8. PEDULI?

41 10 1
                                    

Halo semua! <3
Gimana kabar kalian hari ini? Semoga kalian selalu diberi kesehatan, ya!

Aku update chapter baru lagi, nih. Semoga enjoy dengan ceritaku, ya. Jangan lupa untuk vote, komen dan follow aku agar kalian gak ketinggalan pas aku update!

Untuk kalian yang merasa kurang sehat dan merasa tidak bersemangat menjalani hari, tetep bertahan dan jangan menyerah, ya. Jangan sampai pola makan sama pola tidurnya rusak, gak baik!

Untuk kalian yang lagi ngecrushin sama seseorang, semangat terus! Kejar dia sampai menoleh ke arah kalian. Jodoh gak bakalan kemana-mana kok, palingan diambil temen sendiri.

Terakhir, yang lagi punya banyak masalah di rumah atau di sekolah, semoga masalahnya cepat terselesaikan. Jangan lari dari masalah dan jangan lari dari apa yang menyakitimu. Terlukalah hingga kamu sembuh.

Jangan pernah merasa sendirian. Ada aku, Tuhan, yang selalu bersama kalian. Jangan sedih lama-lama, jelek!

Selamat membaca ya, readers kesayanganku! <3

8. PEDULI?

Senyuman sempurna itu terlukis di kedua bibir yang sedang mengangkat piala besar yang berhasil mereka raih. Mereka berdiri di atas podium setelah pengumuman prestasi di suarakan setelah upacara hari Senin sudah selesai. Mereka berhasil berjaya, mereka berhasil membawa pulang kejuaraan yang mereka nanti-nantikan.
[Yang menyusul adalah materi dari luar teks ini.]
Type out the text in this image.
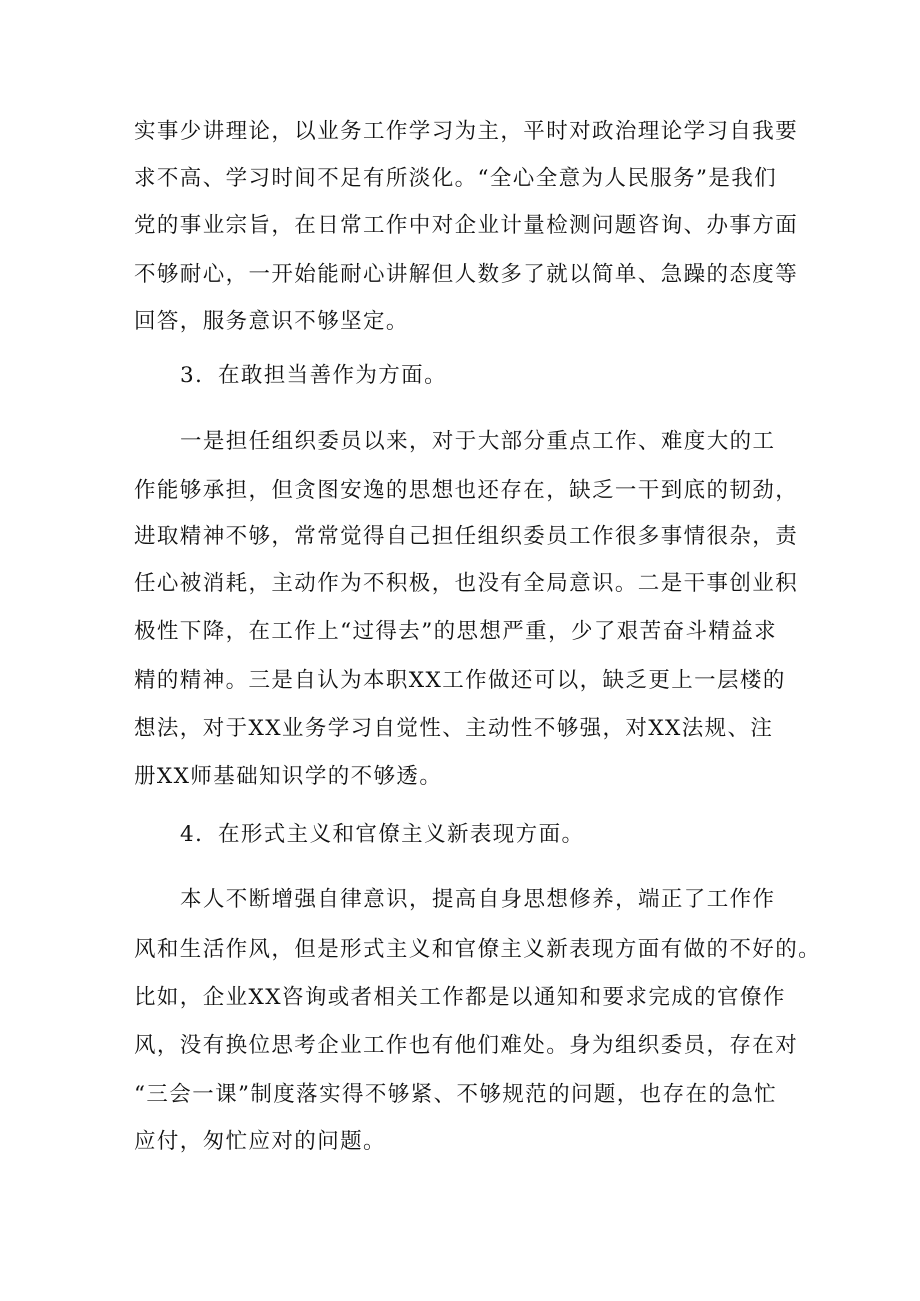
实事少讲理论，以业务工作学习为主，平时对政治理论学习自我要
求不高、学习时间不足有所淡化。“全心全意为人民服务”是我们
党的事业宗旨，在日常工作中对企业计量检测问题咨询、办事方面
不够耐心，一开始能耐心讲解但人数多了就以简单、急躁的态度等
回答，服务意识不够坚定。
3．在敢担当善作为方面。
一是担任组织委员以来，对于大部分重点工作、难度大的工
作能够承担，但贪图安逸的思想也还存在，缺乏一干到底的韧劲，
进取精神不够，常常觉得自己担任组织委员工作很多事情很杂，责
任心被消耗，主动作为不积极，也没有全局意识。二是干事创业积
极性下降，在工作上“过得去”的思想严重，少了艰苦奋斗精益求
精的精神。三是自认为本职XX工作做还可以，缺乏更上一层楼的
想法，对于XX业务学习自觉性、主动性不够强，对XX法规、注
册XX师基础知识学的不够透。
4．在形式主义和官僚主义新表现方面。
本人不断增强自律意识，提高自身思想修养，端正了工作作
风和生活作风，但是形式主义和官僚主义新表现方面有做的不好的。
比如，企业XX咨询或者相关工作都是以通知和要求完成的官僚作
风，没有换位思考企业工作也有他们难处。身为组织委员，存在对
“三会一课”制度落实得不够紧、不够规范的问题，也存在的急忙
应付，匆忙应对的问题。
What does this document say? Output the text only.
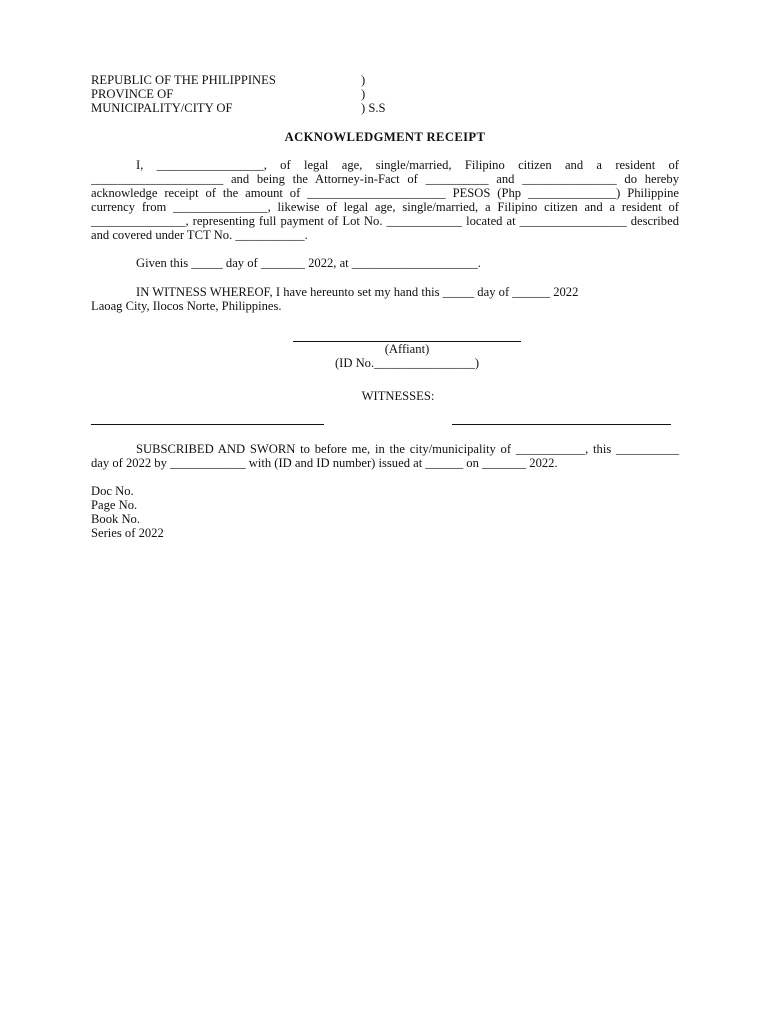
REPUBLIC OF THE PHILIPPINES	)
PROVINCE OF	)
MUNICIPALITY/CITY OF	) S.S
ACKNOWLEDGMENT RECEIPT
I, _________________, of legal age, single/married, Filipino citizen and a resident of _____________________ and being the Attorney-in-Fact of __________ and _______________ do hereby acknowledge receipt of the amount of ______________________ PESOS (Php ______________) Philippine currency from _______________, likewise of legal age, single/married, a Filipino citizen and a resident of _______________, representing full payment of Lot No. ____________ located at _________________ described and covered under TCT No. ___________.
Given this _____ day of _______ 2022, at ____________________.
IN WITNESS WHEREOF, I have hereunto set my hand this _____ day of ______ 2022
Laoag City, Ilocos Norte, Philippines.
(Affiant)
(ID No.________________)
WITNESSES:
SUBSCRIBED AND SWORN to before me, in the city/municipality of ___________, this __________ day of 2022 by ____________ with (ID and ID number) issued at ______ on _______ 2022.
Doc No.
Page No.
Book No.
Series of 2022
Perjuangan mereka selama ini patut untuk dibalas dengan kebahagiaan.

“Berikan kembali tepuk tangan kepada Deven dan Joa yang sudah berhasil membawa piala dan harum sekolah kita ini,” ujar Kepala Sekolah lalu suara riuh tepuk tangan bersahutan. Seluruh siswa-siswi SMA Dewantara mengucap bangga kepada mereka.

“Maaf, Pak,” Deven berbicara di depan pengeras suara. Deven bertingkah seolah-olah ada yang ingin ia sampaikan kepada Kepala Sekolah. Kini, perlakuannya mengundang rasa penasaran semua murid dan guru-guru.

“Ada satu orang lagi yang perlu Bapak apresiasi. Walaupun dia tidak bisa mengikuti olimpiade ini, tapi selama ini dia sudah berusaha dengan keras. Bagaimanapun dia tidak bisa mengikuti olimpiade karena kesalahan saya,”

Semua murid terlihat bertukar pandang dan berbisik-bisik. Kepala Sekolah yang bernama Pak Arthur itu langsung memasang wajah penuh pertanyaan. Pak Arthur mengangguk dan tersenyum. “Baiklah, Deven. Siapa yang kamu maksud? Biar saya panggil untuk ikut serta berbahagia dalam kemenangan kalian ini,” ujar Pak Arthur.

Deven terlihat memandang lurus ke depan. Berkali-kali ia ragu namun selalu mengucap yakin. Berkali-kali juga ia menghela nafas untuk bisa membuang egonya. Untuk terakhir kalinya, Deven mengambil nafas perlahan sebelum berbicara.

“Anneth Delliecia,”

Gadis yang baru saja Deven sebutkan terlihat terkejut serta mengingat kembali rasa sedih yang menimpa hatinya. Tapi untuk kali ini, Anneth terlihat ceria namun banyak pertanyaan yang bercabang. Apakah Deven benar-benar melakukan ini untuknya? Apakah benar Deven mengakui kesalahannya di depan semua orang dengan tulus?

“Cie-cie, Anneth!"

“Anneth dipanggil Deven, tuh,”

“Kalian udah baikan, Neth?”

“Anneth beruntung!”

Anneth segera diserbu oleh ribuan pertanyaan dan godaan dari teman-teman yang berada di dekat barisannya. Anneth hanya bisa tersenyum kikuk menanggapinya. Ah, bagaimana bisa ini terjadi? Semua ini bahkan di luar prediksinya sendiri.